1992 science fiction short story collection

Universe 2 is an anthology of original science fiction short stories edited by Robert Silverberg and Karen Haber, the second volume in a series of three, continuing an earlier series of the same name edited by Terry Carr. It was first published in hardcover Bantam Books and trade paperback by Bantam Spectra in March 1992.

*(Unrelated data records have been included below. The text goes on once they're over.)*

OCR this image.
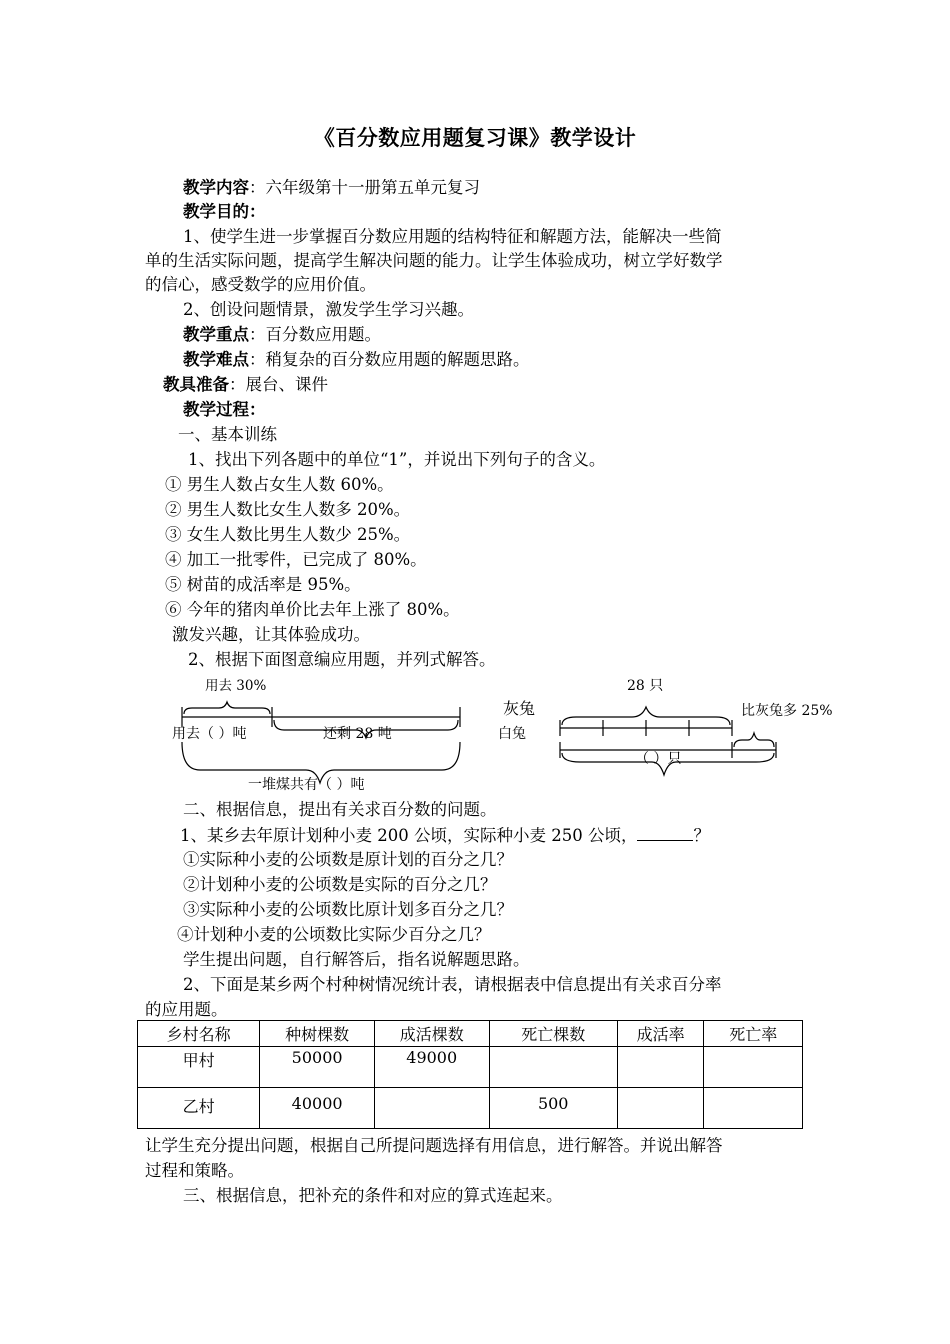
《百分数应用题复习课》教学设计
教学内容：六年级第十一册第五单元复习
教学目的：
1、使学生进一步掌握百分数应用题的结构特征和解题方法，能解决一些简
单的生活实际问题，提高学生解决问题的能力。让学生体验成功，树立学好数学
的信心，感受数学的应用价值。
2、创设问题情景，激发学生学习兴趣。
教学重点：百分数应用题。
教学难点：稍复杂的百分数应用题的解题思路。
教具准备：展台、课件
教学过程：
一、基本训练
1、找出下列各题中的单位“1”，并说出下列句子的含义。
① 男生人数占女生人数 60%。
② 男生人数比女生人数多 20%。
③ 女生人数比男生人数少 25%。
④ 加工一批零件，已完成了 80%。
⑤ 树苗的成活率是 95%。
⑥ 今年的猪肉单价比去年上涨了 80%。
激发兴趣，让其体验成功。
2、根据下面图意编应用题，并列式解答。
用去 30%
用去（ ）吨	还剩 28 吨
一堆煤共有（ ）吨
28 只
灰兔
白兔
比灰兔多 25%
（ ）只
二、根据信息，提出有关求百分数的问题。
1、某乡去年原计划种小麦 200 公顷，实际种小麦 250 公顷，	？
①实际种小麦的公顷数是原计划的百分之几？
②计划种小麦的公顷数是实际的百分之几？
③实际种小麦的公顷数比原计划多百分之几？
④计划种小麦的公顷数比实际少百分之几？
学生提出问题，自行解答后，指名说解题思路。
2、下面是某乡两个村种树情况统计表，请根据表中信息提出有关求百分率
的应用题。
乡村名称	种树棵数	成活棵数	死亡棵数	成活率	死亡率
甲村	50000	49000			
乙村	40000		500		
让学生充分提出问题，根据自己所提问题选择有用信息，进行解答。并说出解答
过程和策略。
三、根据信息，把补充的条件和对应的算式连起来。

The book collects twenty-two novelettes and short stories by various science fiction authors, together with an introduction by Silverberg.

==Contents==
- "Introduction" (Robert Silverberg)
- "Life on the Artificial Heart" (Mark W. Tiedemann)
- "Automatic Death" (Cary James)
- "Waterworld, or All the Way Down" (John K. Gibbons)
- "Her Toes Were Beautiful on the Hilltops: Three Enigmas" (Brian W. Aldiss)
  - "Another Way Than Death"
  - "That Particular Green of Obsequies"
  - "The Ancestral Home of Thought"
- "The Cool Equations" (Deborah Wessell)
- "The Fire the Fire" (Alex Jeffers)
- "The Sum of All Potentials" (John M. Landsberg)
- "Most Politely, Most Politely" (Barry N. Malzberg)
- "Souls in the Great Machine" (Sean McMullen)
- "Lost in Transmission" (Tony Daniel)
- "Job Security" (Joe W. Haldeman)
- "The Passing of the Eclipse" (Donna Farley)
- "Forty at the Kiosk" (Nicholas A. DiChario)
- "By the Mirror of My Youth" (Kathe Koja)
- "Memories of Muriel" (Paula May)
- "Waiting for the Rain" (Dirk Strasser)
- "Program's Progress" (Jonathan Lethem)
- "The Shining Place" (Jamil Nasir)
- "Triad" (Lisa Mason)
- "(from) The Bridge" (Alex Jeffers)
- "Burning Bush" (Carolyn Gilman)
- "Metal Teeth" (Lou Fisher)

==Reception==
Kirkus Reviews rates the anthology "[a]bout average overall, with new ideas few and far between and a stale writers'-workshop air hanging over much of the proceedings." Singled out as "[s]ome of the more intriguing entries" are "a murder mystery set aboard a Mars shuttle (Cary James); an alien contact/transcendence tale (Carolyn Gilman); absorbing xenology from Paula May; three more peculiar yet stimulating enigmas, courtesy of the redoubtable Brian W. Aldiss; and a witty parody of Tom Godwin's famous story, "The Cold Equations" (Deborah Wessel)."

==Awards==
The anthology placed fourth in the 1993 Locus Poll Award for Best Anthology.